Closed AmandaDoyle closed 3 years ago
Why is this necessary? filtering is done both in python and in sql, we do filtering before data even gets into postgres. there are many different case by case scenarios, I don't see how getting this table is helpful because we can't compare anything
SELECT
a.datasource,
a.raw_record_counts,
b.final_record_counts,
a.raw_record_counts-b.final_record_counts as diff
FROM (
SELECT source as datasource, count(*) as raw_record_counts
FROM facdb_base GROUP BY source
) a LEFT JOIN (
SELECT datasource, count(*) as final_record_counts
FROM facdb GROUP BY datasource
) b ON a.datasource=b.datasource
@SPTKL Given the issues you flagged above of how filtering can happen even before the data are loaded into postgres let's go with comparing facdb_base to facdb, and we'll add documentation as to what it shows, and why it's limited.
My logic below and your logic above get the same result, so implement whichever you think is best.
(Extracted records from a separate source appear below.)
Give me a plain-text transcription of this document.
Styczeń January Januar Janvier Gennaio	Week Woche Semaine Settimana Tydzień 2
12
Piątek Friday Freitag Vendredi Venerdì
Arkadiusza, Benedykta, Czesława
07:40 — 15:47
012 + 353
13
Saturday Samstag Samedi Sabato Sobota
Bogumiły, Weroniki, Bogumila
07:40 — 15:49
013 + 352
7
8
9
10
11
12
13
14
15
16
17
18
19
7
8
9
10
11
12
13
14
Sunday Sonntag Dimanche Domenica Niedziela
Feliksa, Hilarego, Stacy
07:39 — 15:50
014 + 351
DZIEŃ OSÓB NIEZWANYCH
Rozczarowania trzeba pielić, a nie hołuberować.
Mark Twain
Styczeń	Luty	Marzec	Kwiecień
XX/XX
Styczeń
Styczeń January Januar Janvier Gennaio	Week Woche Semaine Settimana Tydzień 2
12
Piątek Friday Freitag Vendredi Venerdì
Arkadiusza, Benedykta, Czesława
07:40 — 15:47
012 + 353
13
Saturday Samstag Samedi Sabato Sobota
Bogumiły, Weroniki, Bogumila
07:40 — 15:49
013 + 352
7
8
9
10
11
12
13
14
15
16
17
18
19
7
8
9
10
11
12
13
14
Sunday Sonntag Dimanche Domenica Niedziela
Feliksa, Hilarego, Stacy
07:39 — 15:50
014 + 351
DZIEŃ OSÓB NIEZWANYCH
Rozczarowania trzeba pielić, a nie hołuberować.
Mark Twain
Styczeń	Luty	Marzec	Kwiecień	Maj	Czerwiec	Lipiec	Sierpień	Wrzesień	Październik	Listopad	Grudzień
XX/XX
SELECT a.source, COUNT(a.*), b.facdbcount,COUNT(a.*)-b.facdbcount as diff FROM facdb_base a
LEFT JOIN (SELECT datasource, COUNT(*) as facdbcount FROM facdb GROUP BY datasource) b
ON a.source=b.datasource
GROUP BY a.source, b.facdbcount
ORDER BY diff DESC;
incorporated
Report the # of records in the source file vs the number of records from the source that ended up in FacDB
This sounds like a pain to build. Let's scope it out before diving in.